MEV relays and staking operators can use a more precise schedule to coordinate more safely and efficiently, reducing uncertainty in block production flows.
EIP-7951 adds native precompilation for the secp256r1 curve, the same cryptographic standard used by Apple Secure Enclave, Android Keystore, and WebAuthn.
Smart wallets and account systems can now verify password-like signatures directly on Ethereum, enabling FaceID and TouchID authentication flows without bridges or custom circuits.
Precompilation removes a major point of friction for consumer applications that rely on biometric hardware.
Immediate and progressive deployment
Fusaka activates at the height of the block on December 3, with the first adjustment of the blob parameters being made six days later.

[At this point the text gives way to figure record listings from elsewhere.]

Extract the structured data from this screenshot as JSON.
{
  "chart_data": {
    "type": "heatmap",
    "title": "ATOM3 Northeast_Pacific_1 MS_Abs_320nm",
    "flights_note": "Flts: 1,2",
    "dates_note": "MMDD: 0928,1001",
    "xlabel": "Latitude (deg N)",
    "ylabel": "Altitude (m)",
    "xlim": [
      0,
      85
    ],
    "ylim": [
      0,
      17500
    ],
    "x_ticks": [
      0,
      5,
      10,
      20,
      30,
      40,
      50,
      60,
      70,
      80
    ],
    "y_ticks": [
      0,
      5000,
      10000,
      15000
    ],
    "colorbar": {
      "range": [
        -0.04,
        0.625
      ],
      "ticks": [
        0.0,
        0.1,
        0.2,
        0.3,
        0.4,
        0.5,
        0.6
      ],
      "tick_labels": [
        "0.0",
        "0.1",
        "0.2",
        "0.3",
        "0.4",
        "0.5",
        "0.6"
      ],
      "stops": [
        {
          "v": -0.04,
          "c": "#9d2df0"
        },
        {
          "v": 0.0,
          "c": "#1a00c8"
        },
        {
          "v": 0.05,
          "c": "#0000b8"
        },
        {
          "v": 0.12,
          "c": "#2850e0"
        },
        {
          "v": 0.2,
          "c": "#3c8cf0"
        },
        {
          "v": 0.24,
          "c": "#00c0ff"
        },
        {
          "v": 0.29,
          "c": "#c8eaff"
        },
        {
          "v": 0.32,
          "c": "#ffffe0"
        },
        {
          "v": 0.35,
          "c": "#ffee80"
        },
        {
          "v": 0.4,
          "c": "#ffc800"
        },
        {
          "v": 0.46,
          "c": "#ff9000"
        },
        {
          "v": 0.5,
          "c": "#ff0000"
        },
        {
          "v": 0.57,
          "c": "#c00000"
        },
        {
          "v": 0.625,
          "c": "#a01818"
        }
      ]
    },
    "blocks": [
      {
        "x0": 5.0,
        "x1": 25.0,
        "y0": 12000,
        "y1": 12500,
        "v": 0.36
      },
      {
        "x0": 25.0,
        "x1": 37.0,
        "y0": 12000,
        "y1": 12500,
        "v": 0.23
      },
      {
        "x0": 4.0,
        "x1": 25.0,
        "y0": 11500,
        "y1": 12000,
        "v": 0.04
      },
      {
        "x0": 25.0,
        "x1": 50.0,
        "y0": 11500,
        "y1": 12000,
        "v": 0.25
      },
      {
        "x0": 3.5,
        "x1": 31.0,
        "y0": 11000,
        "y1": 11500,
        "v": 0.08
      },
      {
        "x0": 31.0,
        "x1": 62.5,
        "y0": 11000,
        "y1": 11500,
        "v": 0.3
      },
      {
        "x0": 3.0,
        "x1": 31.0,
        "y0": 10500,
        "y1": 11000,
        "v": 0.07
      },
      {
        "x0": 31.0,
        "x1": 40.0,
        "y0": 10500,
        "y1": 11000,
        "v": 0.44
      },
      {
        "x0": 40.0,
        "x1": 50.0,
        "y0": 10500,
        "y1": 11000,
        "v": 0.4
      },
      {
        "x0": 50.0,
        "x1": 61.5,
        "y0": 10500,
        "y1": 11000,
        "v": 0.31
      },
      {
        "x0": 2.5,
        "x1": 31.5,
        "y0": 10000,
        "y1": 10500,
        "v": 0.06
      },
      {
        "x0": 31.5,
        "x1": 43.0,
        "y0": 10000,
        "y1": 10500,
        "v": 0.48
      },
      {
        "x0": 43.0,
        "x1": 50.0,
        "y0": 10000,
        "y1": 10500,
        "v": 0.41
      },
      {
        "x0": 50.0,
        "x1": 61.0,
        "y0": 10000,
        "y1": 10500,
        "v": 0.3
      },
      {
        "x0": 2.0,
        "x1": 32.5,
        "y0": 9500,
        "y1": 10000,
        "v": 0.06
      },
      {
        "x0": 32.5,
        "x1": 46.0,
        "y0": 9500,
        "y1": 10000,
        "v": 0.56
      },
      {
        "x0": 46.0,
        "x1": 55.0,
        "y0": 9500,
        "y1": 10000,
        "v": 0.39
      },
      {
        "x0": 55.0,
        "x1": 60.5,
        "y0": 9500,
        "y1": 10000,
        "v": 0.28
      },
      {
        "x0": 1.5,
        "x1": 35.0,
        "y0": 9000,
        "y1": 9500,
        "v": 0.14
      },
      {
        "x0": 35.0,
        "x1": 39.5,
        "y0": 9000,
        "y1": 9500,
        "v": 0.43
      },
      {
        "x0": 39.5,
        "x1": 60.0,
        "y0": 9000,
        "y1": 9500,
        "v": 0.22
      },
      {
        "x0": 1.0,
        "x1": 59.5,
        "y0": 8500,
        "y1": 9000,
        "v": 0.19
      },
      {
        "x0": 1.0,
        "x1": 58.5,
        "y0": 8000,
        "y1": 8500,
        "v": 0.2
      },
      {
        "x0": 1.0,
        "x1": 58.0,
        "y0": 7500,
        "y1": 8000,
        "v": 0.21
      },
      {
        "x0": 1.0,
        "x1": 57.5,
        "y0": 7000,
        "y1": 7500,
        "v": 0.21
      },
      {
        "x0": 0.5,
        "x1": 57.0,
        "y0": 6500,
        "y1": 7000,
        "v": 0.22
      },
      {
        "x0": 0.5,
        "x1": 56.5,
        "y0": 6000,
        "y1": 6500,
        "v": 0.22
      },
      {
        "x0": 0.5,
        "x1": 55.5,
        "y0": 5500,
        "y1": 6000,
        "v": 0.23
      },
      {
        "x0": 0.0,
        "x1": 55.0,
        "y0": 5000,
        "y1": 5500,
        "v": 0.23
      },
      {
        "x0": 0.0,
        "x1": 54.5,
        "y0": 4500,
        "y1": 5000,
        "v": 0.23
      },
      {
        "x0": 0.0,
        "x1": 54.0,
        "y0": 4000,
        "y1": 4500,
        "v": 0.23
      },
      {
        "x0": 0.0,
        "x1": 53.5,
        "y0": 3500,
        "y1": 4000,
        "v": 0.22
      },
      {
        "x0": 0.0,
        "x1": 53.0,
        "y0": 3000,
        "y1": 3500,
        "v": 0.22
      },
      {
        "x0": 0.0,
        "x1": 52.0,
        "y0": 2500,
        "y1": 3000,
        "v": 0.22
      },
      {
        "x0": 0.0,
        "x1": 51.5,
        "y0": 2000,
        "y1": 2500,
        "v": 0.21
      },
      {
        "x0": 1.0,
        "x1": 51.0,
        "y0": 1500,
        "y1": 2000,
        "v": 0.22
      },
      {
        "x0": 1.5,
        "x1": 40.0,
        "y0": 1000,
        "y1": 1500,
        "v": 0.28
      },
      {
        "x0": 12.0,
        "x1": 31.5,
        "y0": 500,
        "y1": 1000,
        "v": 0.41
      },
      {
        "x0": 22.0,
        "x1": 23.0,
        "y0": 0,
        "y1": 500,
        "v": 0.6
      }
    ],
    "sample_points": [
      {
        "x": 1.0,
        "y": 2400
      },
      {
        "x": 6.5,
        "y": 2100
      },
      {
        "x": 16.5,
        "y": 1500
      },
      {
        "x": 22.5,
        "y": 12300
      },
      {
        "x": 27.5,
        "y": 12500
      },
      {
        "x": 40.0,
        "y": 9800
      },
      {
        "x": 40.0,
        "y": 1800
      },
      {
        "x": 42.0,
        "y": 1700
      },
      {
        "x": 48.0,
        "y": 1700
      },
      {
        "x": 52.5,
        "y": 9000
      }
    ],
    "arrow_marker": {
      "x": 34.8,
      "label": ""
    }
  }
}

BPO2 lands on January 7, completing the initial capacity expansion.
Phased deployment allows node operators and rollup teams to monitor blob usage and client performance before the next parameter increase.
The upgrade does not introduce consensus-level changes to staking or validator incentives. All changes target runtime layer throughput, gas mechanics, and developer primitives.
Validators running updated clients will process the new opcodes and blob logic without changing their staking configuration.
Fusaka represents the most throughput-focused Ethereum upgrade since EIP-4844 introduced blobs in March 2024. The fork doubles gas block capacity, adapts data availability sampling, and adds cryptographic hooks for consumer authentication hardware.
The combination allows Ethereum to absorb higher stacking activity without a commensurate increase in fees, while providing developers with new primitives for on-chain computing and user onboarding.